C’est ironique que de nombreuses personnes quittent l’Église en critiquant son hypocrisie, pour ensuite se tourner vers une vie de péché. Ceci déshonore Dieu, c’est un double standard qui sert d’excuse. Bien entendu, il est important de vivre sa foi dans une Église qui pratique l’Évangile ; mais blâmer Dieu pour les injustices des hommes n’est pas justifiable.
Le prophète Michée proclame, au risque de sa vie, un message de remise en cause dans une société comblée d’injustice :
Mais moi, je suis rempli de force, grâce à l’Esprit de l’Éternel, je suis rempli de justice et de courage pour faire connaître à Jacob sa révolte et à Israël son péché (Michée 3.8).
C’est le message qu’ont prêché les prophètes de l’Ancien Testament, Jean-Baptiste, Jésus, les apôtres. Pour les croyants comme pour les non-croyants, notre arme la plus puissance face aux doubles standards c’est le combat contre le péché par la repentance.
Les plus grands hypocrites dans l’Église sont ceux qui pensent ne pas avoir besoin de repentance. Les plus grands hypocrites hors de l’Église sont ceux qui pensent ne pas avoir besoin de repentance.
Pour combattre notre hypocrisie, nous devons pratiquer la repentance. Une vie dénuée de repentance est une vie qui accepte les doubles standards. Les leaders religieux dans l’Église qui ne pratiquent pas la repentance sont tout aussi dangereux que ceux qui ne la pratiquent pas en dehors.
Seule la repentance nous aligne face au plan de Dieu, à sa volonté, à son appel, à l’identité si belle et véritable qu’il nous confère. La repentance est nécessaire parce que nous avons un grand Dieu. Un petit dieu n’aurait pas besoin de repentance, que nous changions, que nous cheminions vers la sainteté. Notre besoin de repentance est proportionnel à la grandeur de Dieu.

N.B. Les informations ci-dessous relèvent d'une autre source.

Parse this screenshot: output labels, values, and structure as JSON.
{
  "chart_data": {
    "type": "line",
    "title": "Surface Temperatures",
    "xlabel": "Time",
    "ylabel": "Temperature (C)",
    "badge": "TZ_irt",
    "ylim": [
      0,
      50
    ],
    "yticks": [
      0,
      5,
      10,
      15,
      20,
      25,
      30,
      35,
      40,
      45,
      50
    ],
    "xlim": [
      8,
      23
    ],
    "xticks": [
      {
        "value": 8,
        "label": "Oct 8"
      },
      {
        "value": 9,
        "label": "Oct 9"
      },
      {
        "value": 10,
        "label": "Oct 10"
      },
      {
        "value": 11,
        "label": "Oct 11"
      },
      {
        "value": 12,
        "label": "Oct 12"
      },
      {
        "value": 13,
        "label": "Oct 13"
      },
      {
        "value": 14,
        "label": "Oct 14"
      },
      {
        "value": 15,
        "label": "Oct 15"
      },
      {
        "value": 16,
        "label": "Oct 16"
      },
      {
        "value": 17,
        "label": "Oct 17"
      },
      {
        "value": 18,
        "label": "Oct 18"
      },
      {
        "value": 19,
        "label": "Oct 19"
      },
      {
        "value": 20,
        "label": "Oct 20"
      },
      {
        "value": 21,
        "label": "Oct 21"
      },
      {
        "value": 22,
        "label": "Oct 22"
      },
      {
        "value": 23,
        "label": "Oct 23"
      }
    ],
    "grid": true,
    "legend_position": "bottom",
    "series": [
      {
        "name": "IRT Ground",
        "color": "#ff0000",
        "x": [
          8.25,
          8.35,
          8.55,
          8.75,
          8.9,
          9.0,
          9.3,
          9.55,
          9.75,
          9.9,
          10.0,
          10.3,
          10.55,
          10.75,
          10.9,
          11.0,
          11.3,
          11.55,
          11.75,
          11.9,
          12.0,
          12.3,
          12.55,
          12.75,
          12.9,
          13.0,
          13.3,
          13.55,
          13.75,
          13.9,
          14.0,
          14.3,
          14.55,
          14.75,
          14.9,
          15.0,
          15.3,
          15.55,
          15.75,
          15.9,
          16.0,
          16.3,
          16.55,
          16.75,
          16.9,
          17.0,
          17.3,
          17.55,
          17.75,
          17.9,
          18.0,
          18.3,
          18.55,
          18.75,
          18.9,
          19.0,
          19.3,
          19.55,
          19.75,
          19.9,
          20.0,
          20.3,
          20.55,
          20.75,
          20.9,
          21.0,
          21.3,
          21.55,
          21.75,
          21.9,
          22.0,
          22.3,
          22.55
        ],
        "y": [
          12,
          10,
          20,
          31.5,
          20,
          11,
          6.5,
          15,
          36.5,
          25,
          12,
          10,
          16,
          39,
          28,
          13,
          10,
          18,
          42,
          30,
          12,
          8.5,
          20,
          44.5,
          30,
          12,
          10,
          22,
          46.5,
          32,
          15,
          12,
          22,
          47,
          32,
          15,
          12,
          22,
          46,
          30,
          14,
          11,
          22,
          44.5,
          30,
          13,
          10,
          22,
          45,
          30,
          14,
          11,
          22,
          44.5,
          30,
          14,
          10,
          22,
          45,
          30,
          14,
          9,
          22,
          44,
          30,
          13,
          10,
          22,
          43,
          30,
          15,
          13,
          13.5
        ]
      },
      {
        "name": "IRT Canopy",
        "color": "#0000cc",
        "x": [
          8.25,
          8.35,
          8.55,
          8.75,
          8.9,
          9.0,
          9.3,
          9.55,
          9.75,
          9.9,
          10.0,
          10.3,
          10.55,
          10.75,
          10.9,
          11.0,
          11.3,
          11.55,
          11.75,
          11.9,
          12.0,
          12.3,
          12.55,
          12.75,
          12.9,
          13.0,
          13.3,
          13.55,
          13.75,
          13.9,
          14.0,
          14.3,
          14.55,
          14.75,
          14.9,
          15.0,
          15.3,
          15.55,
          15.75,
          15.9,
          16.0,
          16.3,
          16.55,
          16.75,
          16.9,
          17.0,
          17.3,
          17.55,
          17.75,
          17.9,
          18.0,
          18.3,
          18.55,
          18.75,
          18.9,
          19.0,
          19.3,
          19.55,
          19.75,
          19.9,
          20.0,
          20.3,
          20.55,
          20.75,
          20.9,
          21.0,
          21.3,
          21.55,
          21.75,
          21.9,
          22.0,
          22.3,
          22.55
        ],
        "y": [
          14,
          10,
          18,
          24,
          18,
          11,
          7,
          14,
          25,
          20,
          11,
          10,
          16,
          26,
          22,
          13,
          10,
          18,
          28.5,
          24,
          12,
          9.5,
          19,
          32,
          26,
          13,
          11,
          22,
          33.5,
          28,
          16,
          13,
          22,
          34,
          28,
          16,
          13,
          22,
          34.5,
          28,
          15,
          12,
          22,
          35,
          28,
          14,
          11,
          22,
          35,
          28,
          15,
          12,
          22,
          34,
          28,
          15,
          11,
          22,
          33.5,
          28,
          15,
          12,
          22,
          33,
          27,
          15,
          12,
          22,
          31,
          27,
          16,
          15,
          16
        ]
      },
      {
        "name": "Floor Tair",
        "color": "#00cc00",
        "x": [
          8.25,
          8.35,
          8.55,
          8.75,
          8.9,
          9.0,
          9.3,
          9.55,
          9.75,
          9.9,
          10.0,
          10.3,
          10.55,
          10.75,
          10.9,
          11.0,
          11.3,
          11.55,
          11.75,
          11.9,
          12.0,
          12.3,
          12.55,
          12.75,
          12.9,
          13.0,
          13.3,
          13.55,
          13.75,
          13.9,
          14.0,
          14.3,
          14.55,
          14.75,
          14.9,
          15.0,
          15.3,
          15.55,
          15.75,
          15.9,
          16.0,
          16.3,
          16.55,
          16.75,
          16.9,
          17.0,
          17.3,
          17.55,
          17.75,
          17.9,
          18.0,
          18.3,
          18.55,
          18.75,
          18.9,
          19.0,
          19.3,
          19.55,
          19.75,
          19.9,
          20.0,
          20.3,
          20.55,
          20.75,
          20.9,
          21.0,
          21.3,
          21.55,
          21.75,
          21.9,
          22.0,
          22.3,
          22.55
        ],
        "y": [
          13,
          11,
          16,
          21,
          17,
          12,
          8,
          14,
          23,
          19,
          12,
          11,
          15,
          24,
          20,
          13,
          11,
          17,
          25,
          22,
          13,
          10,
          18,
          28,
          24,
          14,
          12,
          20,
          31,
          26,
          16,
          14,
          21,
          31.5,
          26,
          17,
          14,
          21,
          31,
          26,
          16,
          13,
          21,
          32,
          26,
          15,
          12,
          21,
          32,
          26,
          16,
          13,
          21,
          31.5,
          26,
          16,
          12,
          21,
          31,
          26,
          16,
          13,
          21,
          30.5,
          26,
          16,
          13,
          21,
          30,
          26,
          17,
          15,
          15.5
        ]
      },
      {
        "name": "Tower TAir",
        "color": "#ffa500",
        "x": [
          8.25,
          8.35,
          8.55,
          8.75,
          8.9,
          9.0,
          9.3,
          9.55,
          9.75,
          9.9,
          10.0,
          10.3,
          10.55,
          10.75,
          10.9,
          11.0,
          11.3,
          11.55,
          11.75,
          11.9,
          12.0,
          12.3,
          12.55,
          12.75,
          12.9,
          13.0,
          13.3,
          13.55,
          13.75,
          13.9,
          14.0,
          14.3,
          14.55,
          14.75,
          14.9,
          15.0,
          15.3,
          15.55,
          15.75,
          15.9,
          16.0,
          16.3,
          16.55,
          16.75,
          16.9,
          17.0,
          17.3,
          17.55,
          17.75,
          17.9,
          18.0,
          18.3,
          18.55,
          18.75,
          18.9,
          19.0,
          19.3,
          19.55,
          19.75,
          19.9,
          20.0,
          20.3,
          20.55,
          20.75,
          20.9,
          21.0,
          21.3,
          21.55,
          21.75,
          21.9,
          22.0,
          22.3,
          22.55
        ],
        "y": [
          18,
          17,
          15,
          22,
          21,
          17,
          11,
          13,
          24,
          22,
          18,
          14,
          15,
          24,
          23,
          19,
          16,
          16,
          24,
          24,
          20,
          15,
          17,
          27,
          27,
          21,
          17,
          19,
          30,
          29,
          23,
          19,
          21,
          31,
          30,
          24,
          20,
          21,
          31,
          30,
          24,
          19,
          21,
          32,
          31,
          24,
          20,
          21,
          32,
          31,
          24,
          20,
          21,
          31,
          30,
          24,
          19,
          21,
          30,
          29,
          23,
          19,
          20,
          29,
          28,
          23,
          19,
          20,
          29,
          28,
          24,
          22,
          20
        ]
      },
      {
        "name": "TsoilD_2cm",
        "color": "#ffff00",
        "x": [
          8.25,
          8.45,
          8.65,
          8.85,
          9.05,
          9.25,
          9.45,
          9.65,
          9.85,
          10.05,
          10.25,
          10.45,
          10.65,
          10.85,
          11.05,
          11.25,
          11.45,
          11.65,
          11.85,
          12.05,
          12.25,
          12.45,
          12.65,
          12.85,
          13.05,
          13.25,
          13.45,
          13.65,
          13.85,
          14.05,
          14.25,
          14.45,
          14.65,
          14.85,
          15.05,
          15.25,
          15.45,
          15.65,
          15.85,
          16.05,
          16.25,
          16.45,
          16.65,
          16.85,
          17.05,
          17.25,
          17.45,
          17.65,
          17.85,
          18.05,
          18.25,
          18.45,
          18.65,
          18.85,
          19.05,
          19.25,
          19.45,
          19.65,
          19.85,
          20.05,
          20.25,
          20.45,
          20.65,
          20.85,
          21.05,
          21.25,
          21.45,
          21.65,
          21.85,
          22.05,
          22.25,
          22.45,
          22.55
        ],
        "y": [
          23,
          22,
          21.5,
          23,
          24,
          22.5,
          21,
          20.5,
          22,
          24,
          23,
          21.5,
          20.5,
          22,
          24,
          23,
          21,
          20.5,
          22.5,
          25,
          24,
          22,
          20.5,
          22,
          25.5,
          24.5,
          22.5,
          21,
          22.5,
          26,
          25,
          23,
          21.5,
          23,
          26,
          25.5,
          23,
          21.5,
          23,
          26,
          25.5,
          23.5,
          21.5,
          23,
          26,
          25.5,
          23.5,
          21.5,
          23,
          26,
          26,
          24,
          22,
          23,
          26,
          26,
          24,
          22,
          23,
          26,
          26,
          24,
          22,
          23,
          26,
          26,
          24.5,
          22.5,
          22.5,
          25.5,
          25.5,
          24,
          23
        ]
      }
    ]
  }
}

La repentance est difficile. On pourrait penser que c’est même à contre nature. Mais c’est un don que Dieu nous donne lorsque nous plaçons notre confiance en lui et marchons à ses côtés. Michée résume bien cet appel :
8On t’a fait connaître, homme, ce qui est bien et ce que l’Éternel demande de toi: c’est que tu mettes en pratique le droit, que tu aimes la bonté et que tu marches humblement avec ton Dieu. (Michée 6.8)
Marcher humblement avec Dieu, vivre selon le standard singulier de Dieu, aimer la bonté, voici le contraire de l’hypocrisie.